The situation in Canada
Research has shown that many marginalized individuals and communities do not feel like they are able to obtain culturally competent care in Canada and many health care professionals do not know how to administer it properly (McConkey, 2017; Steele et al., 2017). This can lead to members of marginalized communities to have negative experiences engaging with healthcare providers and, consequently, to avoid seeking care (Edge & Newbold, 2013). Additionally, there are many reports of a relationship of medical mistrust that exists between marginalized communities and medical professionals (McConkey, 2017). Medical mistrust refers to attitudes that individuals develop including feeling like their care providers do not have their best interests in mind, do not listen to them, invalidate their experiences, or force unwanted forms of treatment onto them (Edge & Newbold, 2013; McConkey, 2017; Steele et al., 2017). This can be an intergenerational process, influencing children of marginalized parent to develop negative attitudes towards Canada’s healthcare system before they even have significant levels of engagement with it.

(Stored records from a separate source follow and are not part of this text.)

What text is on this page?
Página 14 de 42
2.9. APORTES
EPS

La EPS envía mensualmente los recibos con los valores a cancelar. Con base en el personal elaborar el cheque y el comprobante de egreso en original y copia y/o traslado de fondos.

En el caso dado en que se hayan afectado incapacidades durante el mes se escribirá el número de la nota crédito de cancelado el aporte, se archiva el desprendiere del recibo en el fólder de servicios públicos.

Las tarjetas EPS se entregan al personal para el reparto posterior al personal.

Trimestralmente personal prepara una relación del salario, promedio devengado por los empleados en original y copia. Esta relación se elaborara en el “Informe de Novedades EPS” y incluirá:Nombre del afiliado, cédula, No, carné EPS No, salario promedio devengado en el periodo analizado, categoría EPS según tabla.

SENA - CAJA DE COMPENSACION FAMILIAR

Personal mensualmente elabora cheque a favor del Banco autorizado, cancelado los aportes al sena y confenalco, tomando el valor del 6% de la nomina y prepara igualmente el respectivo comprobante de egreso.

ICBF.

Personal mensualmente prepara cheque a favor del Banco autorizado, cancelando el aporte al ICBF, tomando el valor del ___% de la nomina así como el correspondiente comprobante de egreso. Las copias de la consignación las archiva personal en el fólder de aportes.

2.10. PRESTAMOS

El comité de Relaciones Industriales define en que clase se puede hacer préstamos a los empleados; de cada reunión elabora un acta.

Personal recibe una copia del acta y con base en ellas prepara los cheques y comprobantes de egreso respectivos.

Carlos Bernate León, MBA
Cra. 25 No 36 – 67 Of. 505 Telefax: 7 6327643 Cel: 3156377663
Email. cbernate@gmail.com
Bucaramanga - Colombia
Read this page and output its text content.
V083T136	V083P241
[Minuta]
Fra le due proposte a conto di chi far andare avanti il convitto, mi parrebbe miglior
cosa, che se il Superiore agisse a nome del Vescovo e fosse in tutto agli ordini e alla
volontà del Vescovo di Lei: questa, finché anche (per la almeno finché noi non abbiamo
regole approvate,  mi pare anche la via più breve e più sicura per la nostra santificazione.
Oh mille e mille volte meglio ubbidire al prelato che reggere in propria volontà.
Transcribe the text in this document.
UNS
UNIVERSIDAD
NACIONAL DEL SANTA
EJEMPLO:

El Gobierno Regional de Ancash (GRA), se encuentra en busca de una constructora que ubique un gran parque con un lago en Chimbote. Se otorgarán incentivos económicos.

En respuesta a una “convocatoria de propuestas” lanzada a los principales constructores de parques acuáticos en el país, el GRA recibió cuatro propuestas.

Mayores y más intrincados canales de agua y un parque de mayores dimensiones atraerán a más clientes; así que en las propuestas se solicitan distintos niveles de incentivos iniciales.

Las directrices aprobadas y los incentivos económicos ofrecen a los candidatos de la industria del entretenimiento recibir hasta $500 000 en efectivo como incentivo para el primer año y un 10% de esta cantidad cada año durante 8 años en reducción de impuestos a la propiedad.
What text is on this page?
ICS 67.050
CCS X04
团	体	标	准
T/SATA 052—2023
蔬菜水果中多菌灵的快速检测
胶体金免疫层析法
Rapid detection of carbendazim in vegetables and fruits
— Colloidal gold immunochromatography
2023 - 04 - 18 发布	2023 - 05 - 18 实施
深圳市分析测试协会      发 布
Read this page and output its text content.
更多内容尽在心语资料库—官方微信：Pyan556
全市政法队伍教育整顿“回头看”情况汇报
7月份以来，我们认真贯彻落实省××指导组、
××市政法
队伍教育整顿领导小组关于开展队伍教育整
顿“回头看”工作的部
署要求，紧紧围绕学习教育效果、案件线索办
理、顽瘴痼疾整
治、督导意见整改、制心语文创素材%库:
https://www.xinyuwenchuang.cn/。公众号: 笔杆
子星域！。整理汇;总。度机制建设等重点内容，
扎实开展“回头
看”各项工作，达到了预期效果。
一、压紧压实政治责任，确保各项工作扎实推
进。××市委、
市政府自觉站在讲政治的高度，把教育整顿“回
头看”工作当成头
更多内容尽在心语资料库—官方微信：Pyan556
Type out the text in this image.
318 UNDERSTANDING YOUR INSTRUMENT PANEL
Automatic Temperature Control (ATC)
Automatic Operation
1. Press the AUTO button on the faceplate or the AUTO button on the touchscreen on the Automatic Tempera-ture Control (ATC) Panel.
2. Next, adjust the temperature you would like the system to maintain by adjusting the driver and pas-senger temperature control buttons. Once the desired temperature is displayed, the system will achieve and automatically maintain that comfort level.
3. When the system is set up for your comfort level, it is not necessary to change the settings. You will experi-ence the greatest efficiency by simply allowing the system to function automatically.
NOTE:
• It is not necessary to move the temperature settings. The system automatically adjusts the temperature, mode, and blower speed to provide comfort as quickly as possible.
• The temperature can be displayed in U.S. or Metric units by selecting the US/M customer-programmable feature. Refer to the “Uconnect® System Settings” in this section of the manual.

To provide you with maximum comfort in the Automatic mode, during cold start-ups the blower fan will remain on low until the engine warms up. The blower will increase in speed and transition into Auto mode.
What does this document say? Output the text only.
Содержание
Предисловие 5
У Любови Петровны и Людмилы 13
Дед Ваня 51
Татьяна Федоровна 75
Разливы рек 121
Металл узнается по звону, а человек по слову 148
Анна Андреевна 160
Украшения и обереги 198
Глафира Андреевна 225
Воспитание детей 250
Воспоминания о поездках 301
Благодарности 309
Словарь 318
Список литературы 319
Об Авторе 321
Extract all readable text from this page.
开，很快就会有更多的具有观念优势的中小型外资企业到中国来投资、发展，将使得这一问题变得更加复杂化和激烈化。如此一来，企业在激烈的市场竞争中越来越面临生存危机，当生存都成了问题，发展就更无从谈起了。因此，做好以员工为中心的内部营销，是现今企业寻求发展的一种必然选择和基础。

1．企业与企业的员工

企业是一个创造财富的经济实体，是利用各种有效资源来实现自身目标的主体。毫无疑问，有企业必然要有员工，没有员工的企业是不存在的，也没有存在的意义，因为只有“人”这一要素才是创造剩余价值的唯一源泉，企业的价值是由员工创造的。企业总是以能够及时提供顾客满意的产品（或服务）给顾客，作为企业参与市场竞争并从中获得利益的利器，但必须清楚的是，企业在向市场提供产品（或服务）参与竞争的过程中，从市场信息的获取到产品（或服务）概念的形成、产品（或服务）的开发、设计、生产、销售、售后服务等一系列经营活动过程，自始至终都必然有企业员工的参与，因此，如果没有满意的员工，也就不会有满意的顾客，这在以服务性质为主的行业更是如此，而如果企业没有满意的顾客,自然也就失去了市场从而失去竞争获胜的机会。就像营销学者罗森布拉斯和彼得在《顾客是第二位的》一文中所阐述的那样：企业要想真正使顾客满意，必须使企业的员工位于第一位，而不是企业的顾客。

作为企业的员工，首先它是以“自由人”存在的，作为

As a result of the negative experiences, avoidance of care, and long-term medical mistrust, many marginalized individuals and communities have poor health outcomes as well as mental and physical wellbeing.
Some individuals may argue that culturally competent care does not need to be an important component of Canada’s healthcare system. These ideas are often largely influenced by the prioritization of Western values when it comes to science and medicine. The idea that conditions can be treated and/or cured is all that matters regardless of how they are treated or cured. But this perspective ignores the psychological impacts of negative experiences with the healthcare system and subsequent poor mental and physical health outcomes.
What can culturally competent care look like?
We can ask ourselves what culturally competent care should look like within the Canadian healthcare system. What types of care need to be accessible for different communities? What experiences may have impacted individuals’ engagement with the healthcare system in a negative way? How can these experiences be addressed? Who is providing care? What types of training have they received? Culturally competent care can manifest itself in the form of increasing diversity amongst healthcare providers, making traditional forms of medicine easily accessible to community members, and personalizing care for different individuals.
Increasing the diversity amongst healthcare providers from marginalized communities allowed individuals who are also from these communities to feel there is someone who may be able to relate to them and their experiences. It also broadens the wealth of knowledge about cultural traditions and values when it comes to healthcare within medical institutions.
Knowing how to care for individuals from marginalized communities in a culturally competent way is not enough when it comes to developing a culturally competent healthcare system if these types of care are inaccessible. Improving access to traditional forms of medicine and care is the next step to ensuring that all Canadian citizens are experience safe and appropriate care. This does not just include increasing the amount of healthcare professionals who can provide such care, but also making it financially accessible. For example, many forms of traditional Indigenous medical care are not covered by private insurance companies or included in employment benefits. So, even if there is care available it is often too expensive to be accessible for many individuals.
Personalizing care is integral to implementing intersectionality when it comes to the health of Canadian citizens. Intersectionality means taking into account all aspects of an individuals’ identity when describing their experiences or analyzing the social problems that may affect them. For example, when speaking about racialized women in Canada, we must consider that both their race and their gender impact their experiences when engaging with our social institutions, including our healthcare system. Therefore, in order to be able to truly achieve culturally competent care in Canada, we must use an intersectional lens.
Leading the way
An organization that is setting an incredible example of culturally competent care is Canadian Virtual Hospice and their Living my Culture program. With a focus on end-of-life care, this organization takes into account the cultural traditions and values of its patients in order to give them peace of mind and comfort during one of the most vulnerable times of their lives. With options for Indigenous, Chinese, and Somali communities amongst others, they recognize differences in experience that influence the care one needs. Organizations like this prove that culturally competent care is both possible and effective. While we hope that this perspective will become increasingly integrated into mainstream healthcare over time, we will continue to champion organizations such as Canadian Virtual Hospice who are doing the work right now.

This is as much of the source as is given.